The August profit reporting season was a bit of a mixed bag for investors, with mining stocks running hot, while other investor favourites failed to impress.
Amongst the industrials sector traditionally favoured by growth-oriented investors there were several standout performers, some of which may still be worth buying. In investing and business the winners often keep on winning, so let's take a look at some businesses that had a great first half to 2017.

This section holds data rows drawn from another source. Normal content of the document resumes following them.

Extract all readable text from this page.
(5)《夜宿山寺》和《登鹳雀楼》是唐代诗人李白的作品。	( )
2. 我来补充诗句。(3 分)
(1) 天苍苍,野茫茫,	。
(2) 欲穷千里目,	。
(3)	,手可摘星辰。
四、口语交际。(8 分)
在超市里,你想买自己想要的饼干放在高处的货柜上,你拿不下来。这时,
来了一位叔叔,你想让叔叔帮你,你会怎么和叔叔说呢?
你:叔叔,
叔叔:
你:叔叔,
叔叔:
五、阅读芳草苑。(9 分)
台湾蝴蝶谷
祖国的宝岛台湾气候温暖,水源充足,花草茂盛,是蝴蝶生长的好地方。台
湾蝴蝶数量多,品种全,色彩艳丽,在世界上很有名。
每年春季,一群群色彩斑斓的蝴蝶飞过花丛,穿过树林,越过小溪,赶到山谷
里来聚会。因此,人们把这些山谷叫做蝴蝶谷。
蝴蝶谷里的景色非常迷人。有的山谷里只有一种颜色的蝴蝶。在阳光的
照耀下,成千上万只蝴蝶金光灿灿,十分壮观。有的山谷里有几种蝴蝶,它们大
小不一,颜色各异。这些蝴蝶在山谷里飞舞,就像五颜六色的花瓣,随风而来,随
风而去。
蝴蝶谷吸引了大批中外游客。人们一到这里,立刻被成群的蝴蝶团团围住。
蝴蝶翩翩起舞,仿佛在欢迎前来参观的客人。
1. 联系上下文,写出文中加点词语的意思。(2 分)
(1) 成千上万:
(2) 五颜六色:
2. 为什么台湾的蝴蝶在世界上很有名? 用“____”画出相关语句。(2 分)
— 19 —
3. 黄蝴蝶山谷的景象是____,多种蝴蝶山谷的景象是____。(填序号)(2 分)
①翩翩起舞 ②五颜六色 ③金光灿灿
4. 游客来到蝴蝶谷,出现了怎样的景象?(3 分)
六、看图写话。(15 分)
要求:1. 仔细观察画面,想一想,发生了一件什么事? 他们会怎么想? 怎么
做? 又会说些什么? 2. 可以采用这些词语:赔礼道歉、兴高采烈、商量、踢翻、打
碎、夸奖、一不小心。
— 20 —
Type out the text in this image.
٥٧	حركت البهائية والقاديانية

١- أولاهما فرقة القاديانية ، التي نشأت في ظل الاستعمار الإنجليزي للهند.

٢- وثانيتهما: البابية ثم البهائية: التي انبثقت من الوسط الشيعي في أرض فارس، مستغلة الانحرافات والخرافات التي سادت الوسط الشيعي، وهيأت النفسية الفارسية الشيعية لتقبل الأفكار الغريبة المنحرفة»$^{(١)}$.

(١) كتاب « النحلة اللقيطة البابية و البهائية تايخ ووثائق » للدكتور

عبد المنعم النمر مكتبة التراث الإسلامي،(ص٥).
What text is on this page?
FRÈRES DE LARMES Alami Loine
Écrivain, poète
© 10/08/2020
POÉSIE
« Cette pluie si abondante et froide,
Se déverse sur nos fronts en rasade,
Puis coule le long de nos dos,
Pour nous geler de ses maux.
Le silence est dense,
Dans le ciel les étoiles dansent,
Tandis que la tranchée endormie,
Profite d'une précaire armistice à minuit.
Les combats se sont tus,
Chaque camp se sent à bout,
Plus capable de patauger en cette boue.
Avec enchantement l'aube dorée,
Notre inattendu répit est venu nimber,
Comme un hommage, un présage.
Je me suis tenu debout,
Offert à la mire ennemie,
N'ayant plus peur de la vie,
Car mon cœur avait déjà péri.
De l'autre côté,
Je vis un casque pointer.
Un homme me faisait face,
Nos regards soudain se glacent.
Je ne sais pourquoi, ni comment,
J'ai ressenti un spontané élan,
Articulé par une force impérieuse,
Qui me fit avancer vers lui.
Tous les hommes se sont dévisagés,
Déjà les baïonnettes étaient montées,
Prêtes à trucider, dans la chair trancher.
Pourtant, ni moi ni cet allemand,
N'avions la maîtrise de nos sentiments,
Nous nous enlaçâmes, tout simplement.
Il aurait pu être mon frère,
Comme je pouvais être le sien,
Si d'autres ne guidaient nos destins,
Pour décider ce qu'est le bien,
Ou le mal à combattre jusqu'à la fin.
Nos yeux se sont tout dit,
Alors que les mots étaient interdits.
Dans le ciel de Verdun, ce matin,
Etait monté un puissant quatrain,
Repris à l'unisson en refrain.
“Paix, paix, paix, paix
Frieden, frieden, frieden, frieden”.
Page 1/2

Reliance Worldwide Corporation Aus (ASX: RWC) is the plumbing business that reported a net profit of $65.6 million on sales of $601.7 million for the full year ending June 30, 2017. The profit was 26% above the prior year and shares now change hands for $3.63 on 29x trailing earnings. However, the group's chairman is reportedly looking to sell $368 million worth of shares at $3.50 and for that reason I'm watching this business from the sidelines.
Ainsworth Gaming Technologies Ltd (ASX: AGI) is the gaming-machine manufacturer that posted an especially strong six-months ending June 30, 2017 that showed some accelerating growth. As such the group decided to withhold a dividend in order to reinvest for growth, especially in overseas markets where demand is high for gaming machines. At $2.58 the shares have just pulled back from a record high of $2.72.

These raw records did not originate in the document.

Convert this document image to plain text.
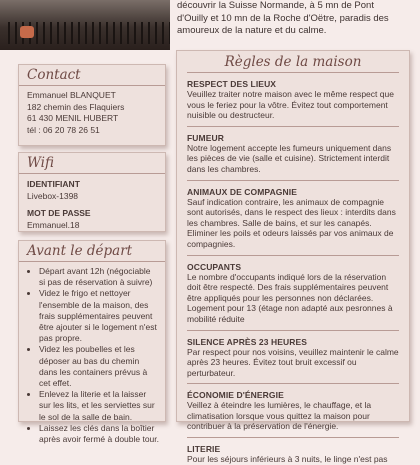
découvrir la Suisse Normande, à 5 mn de Pont
d'Ouilly et 10 mn de la Roche d'Oëtre, paradis des
amoureux de la nature et du calme.
Contact
Emmanuel BLANQUET
182 chemin des Flaquiers
61 430 MENIL HUBERT
tél : 06 20 78 26 51
Wifi
IDENTIFIANT
Livebox-1398
MOT DE PASSE
Emmanuel.18
Avant le départ
• Départ avant 12h (négociable si pas de réservation à suivre)
• Videz le frigo et nettoyer l'ensemble de la maison, des frais supplémentaires peuvent être ajouter si le logement n'est pas propre.
• Videz les poubelles et les déposer au bas du chemin dans les containers prévus à cet effet.
• Enlevez la literie et la laisser sur les lits, et les serviettes sur le sol de la salle de bain.
• Laissez les clés dans la boîtier après avoir fermé à double tour.
Règles de la maison
RESPECT DES LIEUX

Veuillez traiter notre maison avec le même respect que vous le feriez pour la vôtre. Évitez tout comportement nuisible ou destructeur.

FUMEUR

Notre logement accepte les fumeurs uniquement dans les pièces de vie (salle et cuisine). Strictement interdit dans les chambres.

ANIMAUX DE COMPAGNIE

Sauf indication contraire, les animaux de compagnie sont autorisés, dans le respect des lieux : interdits dans les chambres. Salle de bains, et sur les canapés. Eliminer les poils et odeurs laissés par vos animaux de compagnies.

OCCUPANTS

Le nombre d'occupants indiqué lors de la réservation doit être respecté. Des frais supplémentaires peuvent être appliqués pour les personnes non déclarées. Logement pour 13 (étage non adapté aux pesronnes à mobilité réduite

SILENCE APRÈS 23 HEURES

Par respect pour nos voisins, veuillez maintenir le calme après 23 heures. Évitez tout bruit excessif ou perturbateur.

ÉCONOMIE D'ÉNERGIE

Veillez à éteindre les lumières, le chauffage, et la climatisation lorsque vous quittez la maison pour contribuer à la préservation de l'énergie.

LITERIE

Pour les séjours inférieurs à 3 nuits, le linge n'est pas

Reece Ltd (ASX: REH) is another plumbing business proving that often it's not the sexy tech shares that offer the best returns. In FY 2017 Reece lifted its net profit 10.2% to $211.8 million, with full year dividends totalling $1. The stock is on a trailing yield of 2.3% and has climbed 134% over the past five years.
a2 Milk Company Ltd (Australia) (ASX: A2M) beat its own sales forecasts thanks to strong demand for its a2-only-protein infant formula and supermarket milk products. The group is now facing rising competition, but could be on a long-term growth trajectory. Shares look expensive at $5.05 today.